Il primo cittadino ha difeso con forza l’utilizzo degli autovelox e affrontato il tema delle zone a 30 km/h, citando l’esempio di altre città italiane.
Per Imperia, però, l’approccio sarà diverso: “Credo che dobbiamo fare e le faremo, le zone a 30 km/h in alcuni punti e in alcuni quartieri della città”.
Al centro del suo discorso, autovelox e limiti di velocità in città
Spiega il sindaco Claudio Scajola nel suo discorso: “La videosorveglianza è fondamentale come sono fondamentali gli autovelox. E chi, magari anche ignorante, e siamo pieni, dice che gli autovelox sono fatti per far cassa, vuol dire che non hanno nessun rudimento per poter fare l’Amministratore.
Gli autovelox hanno fatto diminuire l’incidentalità in maniera significativa. Ahimè, purtroppo, forse la cosa che spaventa di più un cittadino è quello di avere la multa e la perdita dei punti sulla patente.
Gli autovelox non portano in prospettiva l’aumento degli incassi. Portano in prospettiva la diminuzione dell’incasso perché il cittadino li evita. E così infatti sta avvenendo in tutte le città. È collegata la diminuzione dell’incidentalità che è significativamente importante.
Sul discorso omologati-autorizzati c’è da dire che il Governo Centrale ha lasciato un po’ nell’indifferenza. Adesso con la nuova circolare è venuto fuori che che per esempio nel caso di Imperia, i nostri autovelox vanno bene. Hanno la finalità di rendere più sicuro.
E poi dobbiamo affrontare un altro tema, quello della velocità in città. Io sono stato in contatto di recente con il sindaco di Bologna e con il sindaco di Treviso. E loro stanno espandendo, nel caso di Bologna è già partita, i 30 km/h in tutta la città.
Io non ho quella idea.
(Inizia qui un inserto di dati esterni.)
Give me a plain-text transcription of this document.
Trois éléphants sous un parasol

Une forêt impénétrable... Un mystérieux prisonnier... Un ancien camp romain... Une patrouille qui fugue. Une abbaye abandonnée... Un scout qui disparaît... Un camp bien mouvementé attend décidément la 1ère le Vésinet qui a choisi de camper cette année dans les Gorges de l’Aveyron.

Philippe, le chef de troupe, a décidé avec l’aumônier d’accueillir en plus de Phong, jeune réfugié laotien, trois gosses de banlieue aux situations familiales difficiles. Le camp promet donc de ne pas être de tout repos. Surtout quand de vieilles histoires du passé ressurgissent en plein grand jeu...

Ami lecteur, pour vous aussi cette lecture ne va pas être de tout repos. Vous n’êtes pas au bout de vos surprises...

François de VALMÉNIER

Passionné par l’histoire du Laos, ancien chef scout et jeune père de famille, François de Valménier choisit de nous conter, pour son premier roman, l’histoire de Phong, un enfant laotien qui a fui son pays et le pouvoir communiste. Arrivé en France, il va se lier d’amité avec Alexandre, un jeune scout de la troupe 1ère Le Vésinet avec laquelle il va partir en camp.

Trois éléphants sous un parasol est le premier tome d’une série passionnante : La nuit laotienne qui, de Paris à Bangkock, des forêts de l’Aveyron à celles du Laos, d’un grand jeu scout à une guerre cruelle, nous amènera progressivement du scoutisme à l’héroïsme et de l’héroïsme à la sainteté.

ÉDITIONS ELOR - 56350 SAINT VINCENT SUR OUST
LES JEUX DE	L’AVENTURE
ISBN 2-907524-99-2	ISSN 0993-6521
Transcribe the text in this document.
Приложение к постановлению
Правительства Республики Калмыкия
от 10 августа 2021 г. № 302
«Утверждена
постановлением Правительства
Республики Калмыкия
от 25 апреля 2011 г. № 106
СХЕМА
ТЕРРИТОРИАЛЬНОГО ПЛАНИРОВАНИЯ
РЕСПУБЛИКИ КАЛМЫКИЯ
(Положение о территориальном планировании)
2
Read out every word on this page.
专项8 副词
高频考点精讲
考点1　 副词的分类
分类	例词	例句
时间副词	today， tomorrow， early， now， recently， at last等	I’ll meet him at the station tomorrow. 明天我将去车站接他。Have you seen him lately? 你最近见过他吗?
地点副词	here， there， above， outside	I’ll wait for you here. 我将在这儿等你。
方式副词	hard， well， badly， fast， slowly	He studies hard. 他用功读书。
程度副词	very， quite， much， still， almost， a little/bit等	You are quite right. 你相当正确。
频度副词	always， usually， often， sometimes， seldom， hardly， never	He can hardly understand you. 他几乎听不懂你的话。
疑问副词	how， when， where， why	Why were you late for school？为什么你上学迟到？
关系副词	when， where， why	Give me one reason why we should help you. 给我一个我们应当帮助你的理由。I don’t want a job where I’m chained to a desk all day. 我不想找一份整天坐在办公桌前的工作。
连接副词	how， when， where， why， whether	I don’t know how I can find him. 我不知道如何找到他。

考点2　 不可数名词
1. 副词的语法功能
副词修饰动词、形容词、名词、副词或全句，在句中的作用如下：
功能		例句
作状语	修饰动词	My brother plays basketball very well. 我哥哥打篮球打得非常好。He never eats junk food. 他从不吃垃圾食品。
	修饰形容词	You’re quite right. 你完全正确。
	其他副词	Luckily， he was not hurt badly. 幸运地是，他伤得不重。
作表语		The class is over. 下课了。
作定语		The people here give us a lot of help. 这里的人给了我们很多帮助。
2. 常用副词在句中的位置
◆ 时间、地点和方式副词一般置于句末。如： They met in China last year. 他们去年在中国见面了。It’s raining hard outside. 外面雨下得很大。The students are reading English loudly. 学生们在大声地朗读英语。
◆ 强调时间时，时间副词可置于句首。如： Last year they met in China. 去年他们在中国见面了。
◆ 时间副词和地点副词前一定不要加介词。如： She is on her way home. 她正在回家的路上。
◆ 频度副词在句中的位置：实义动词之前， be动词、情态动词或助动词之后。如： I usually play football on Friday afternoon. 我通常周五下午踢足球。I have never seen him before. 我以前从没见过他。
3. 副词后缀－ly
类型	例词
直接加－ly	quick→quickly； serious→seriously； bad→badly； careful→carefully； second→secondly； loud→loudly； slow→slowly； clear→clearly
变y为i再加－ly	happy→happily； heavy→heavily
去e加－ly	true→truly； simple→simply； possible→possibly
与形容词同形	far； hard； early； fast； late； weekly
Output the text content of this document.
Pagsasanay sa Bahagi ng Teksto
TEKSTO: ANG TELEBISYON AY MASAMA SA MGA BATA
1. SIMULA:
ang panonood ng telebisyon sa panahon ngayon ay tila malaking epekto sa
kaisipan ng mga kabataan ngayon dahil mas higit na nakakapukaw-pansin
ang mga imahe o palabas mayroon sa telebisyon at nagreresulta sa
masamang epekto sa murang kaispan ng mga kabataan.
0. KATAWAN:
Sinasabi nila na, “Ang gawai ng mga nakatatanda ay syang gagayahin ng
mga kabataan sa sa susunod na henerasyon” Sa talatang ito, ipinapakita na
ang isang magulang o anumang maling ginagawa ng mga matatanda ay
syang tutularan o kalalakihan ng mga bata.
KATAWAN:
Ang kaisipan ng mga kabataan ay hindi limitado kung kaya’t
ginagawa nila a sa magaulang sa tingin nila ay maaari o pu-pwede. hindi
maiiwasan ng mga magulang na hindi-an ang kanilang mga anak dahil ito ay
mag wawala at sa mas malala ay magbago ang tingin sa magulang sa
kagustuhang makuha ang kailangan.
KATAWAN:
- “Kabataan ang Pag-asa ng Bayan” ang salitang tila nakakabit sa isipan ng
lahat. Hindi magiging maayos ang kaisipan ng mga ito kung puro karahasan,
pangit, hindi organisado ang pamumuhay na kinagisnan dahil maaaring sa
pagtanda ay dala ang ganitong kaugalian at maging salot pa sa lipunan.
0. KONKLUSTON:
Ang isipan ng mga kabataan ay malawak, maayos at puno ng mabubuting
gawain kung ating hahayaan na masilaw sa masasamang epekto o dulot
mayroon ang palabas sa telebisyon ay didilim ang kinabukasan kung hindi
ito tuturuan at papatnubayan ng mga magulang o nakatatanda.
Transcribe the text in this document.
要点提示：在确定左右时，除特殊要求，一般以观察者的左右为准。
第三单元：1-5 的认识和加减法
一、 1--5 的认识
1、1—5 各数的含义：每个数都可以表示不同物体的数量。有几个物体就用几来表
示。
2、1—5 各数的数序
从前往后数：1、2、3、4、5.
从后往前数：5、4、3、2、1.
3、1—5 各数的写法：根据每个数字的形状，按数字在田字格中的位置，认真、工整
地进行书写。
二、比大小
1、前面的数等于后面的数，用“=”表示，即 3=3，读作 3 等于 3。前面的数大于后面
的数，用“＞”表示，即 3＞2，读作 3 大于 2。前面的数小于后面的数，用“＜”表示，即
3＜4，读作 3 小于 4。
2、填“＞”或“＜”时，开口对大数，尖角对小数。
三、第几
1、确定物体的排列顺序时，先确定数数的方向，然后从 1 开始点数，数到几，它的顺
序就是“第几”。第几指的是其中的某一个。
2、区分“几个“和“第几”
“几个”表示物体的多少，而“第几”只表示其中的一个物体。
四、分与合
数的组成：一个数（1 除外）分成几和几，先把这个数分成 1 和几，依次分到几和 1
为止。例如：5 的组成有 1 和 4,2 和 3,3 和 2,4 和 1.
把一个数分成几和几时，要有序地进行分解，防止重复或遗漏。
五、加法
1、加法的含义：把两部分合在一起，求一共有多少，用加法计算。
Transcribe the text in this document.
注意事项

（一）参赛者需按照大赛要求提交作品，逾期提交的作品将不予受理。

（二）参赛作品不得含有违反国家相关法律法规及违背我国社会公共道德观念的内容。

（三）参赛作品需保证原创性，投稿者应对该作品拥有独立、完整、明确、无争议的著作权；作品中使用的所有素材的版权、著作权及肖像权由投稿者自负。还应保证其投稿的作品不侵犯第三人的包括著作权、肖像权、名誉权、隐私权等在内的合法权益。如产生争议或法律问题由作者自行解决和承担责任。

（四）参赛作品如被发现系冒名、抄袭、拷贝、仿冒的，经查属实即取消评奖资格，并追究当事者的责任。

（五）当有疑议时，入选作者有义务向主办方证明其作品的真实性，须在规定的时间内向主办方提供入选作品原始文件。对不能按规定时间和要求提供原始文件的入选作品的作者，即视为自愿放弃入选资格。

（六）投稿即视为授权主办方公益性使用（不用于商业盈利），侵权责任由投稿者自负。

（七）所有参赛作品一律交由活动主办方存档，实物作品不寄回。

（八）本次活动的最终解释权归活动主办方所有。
Però credo che dobbiamo fare e le faremo, le zone a 30 km/h in alcuni punti e in alcuni quartieri della città.
L’obiettivo qual è? Verificare dove è più pericolosa la velocità per il pedone. I dati della incidentalità in Italia e dei morti e dei feriti gravi sono collegate alle macchine che vanno su pedoni e su ciclisti, con velocità fuori dalla norma.
Credo che nella nostra città assisteremo al divieto di 30 km/h in alcune zone della città che dobbiamo salvaguardare.
Non è vero che la coda significa traffico fermo. La coda significa traffico disciplinato.
Si coglie che il tempo di percorrenza di alcuni tratti che sembrano i più grossi trafficati, hanno un tempo di percorrenza percorribile e normale“.